Researchers could also refer to the National Institute of Health (NIH)'s Climate Change and Health Initiative to further understand the needs for climate change and health research. Seven of NIH's institutes and centers are working together to address the climate crisis through research with 'urgency, foresight, innovation, and collaborative spirit' (p 7) [97]. Some of the research needs included in the Initiatives' Strategic Framework are climate change's effect on mental health and food quality. Interestingly, another research need highlighted was protecting vulnerable populations from the impacts of extreme temperatures, especially heat in urban settings. Literature and results presented in this review suggest there is a great need for heat-health research in rural settings, as well.

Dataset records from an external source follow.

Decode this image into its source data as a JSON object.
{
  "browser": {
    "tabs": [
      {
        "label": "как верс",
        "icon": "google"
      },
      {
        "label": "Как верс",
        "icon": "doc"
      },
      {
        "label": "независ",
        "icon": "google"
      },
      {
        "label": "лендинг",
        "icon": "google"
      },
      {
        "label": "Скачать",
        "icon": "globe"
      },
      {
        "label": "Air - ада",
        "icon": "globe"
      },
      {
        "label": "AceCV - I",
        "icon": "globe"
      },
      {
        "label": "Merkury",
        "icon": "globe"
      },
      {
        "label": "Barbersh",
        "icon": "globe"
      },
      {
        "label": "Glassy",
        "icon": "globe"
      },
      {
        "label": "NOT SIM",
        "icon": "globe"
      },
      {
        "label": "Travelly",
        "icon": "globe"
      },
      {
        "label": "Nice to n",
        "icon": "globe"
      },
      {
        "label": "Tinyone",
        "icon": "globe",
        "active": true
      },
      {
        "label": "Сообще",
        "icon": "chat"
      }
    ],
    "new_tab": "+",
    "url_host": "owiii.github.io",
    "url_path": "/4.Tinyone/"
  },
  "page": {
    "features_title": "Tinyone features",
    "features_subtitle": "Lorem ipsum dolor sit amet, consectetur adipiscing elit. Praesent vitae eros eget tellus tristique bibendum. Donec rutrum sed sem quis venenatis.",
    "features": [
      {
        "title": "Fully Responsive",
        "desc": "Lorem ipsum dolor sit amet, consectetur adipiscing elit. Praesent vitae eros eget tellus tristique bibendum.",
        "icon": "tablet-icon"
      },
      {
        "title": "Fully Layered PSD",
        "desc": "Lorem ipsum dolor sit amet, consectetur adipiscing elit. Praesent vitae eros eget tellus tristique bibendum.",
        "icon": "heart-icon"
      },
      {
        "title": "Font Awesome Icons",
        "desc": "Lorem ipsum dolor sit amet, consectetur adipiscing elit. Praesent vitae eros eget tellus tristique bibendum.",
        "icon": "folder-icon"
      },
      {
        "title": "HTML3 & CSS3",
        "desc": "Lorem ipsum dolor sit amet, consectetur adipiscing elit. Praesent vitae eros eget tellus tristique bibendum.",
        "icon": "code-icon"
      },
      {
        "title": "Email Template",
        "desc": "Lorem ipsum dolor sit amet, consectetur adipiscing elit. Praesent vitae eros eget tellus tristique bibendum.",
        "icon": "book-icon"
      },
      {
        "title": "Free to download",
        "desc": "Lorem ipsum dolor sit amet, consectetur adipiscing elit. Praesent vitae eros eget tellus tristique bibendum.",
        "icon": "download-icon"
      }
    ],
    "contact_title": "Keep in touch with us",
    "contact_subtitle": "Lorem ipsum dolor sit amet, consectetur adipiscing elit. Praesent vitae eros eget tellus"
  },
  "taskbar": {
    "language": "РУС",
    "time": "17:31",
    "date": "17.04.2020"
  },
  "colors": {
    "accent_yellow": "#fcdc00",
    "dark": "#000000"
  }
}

4.2. Strengths and limitations

To our knowledge this is the first review to specifically investigate interventions conducted in the rural US to reduce the impacts of climate change on human health. The use of the CDC 'Impact of Climate Change on Human Health' framework highlights the broad range of academic disciplines that have worked across the framework's eight domains to better understand how to protect human health due to a changing climate. Our broad research question, and the narrow focus on specific interventions, limited our ability to perform a meta-analysis of clusters of interventions on human health outcomes. In order to quantify the impacts, future reviews will need more precise research questions that can be compared within domains and focus on a specific health outcome of choice. We did not review the gray literature, which may have limited our results to academically published articles describing interventions related to climate change on health. Future reviews may find gray literature to be a rich source of information about local actions to protect health due to a changing climate.

5. Conclusion

Several studies have been published on health interventions to reduce the health impacts of climate change effects onf air pollution, vector ecology, and water quality on the rural US population. There is a need for high-quality, timely scholarship to implement and evaluate efficacy and effectiveness of health interventions, as well as interventions to combat severe weather, heat stress, increasing allergens, and environmental degradation. Our review highlights some specific gaps in health research in rural spaces. Effective interventions that target the health of rural Americans must be prioritized as climate change continues to impact human mobility and mortality.

Acknowledgments

The authors wish to acknowledge the work of Bradley Frueh during the screening process.

Data availability statement

All data that support the findings of this study are included within the article (and any supplementary information files).

Funding

This research did not receive any specific grant from funding agencies in the public, commercial or not-for-profit sectors.

Conflict of interest

The authors do not have any conflicts of interest to declare.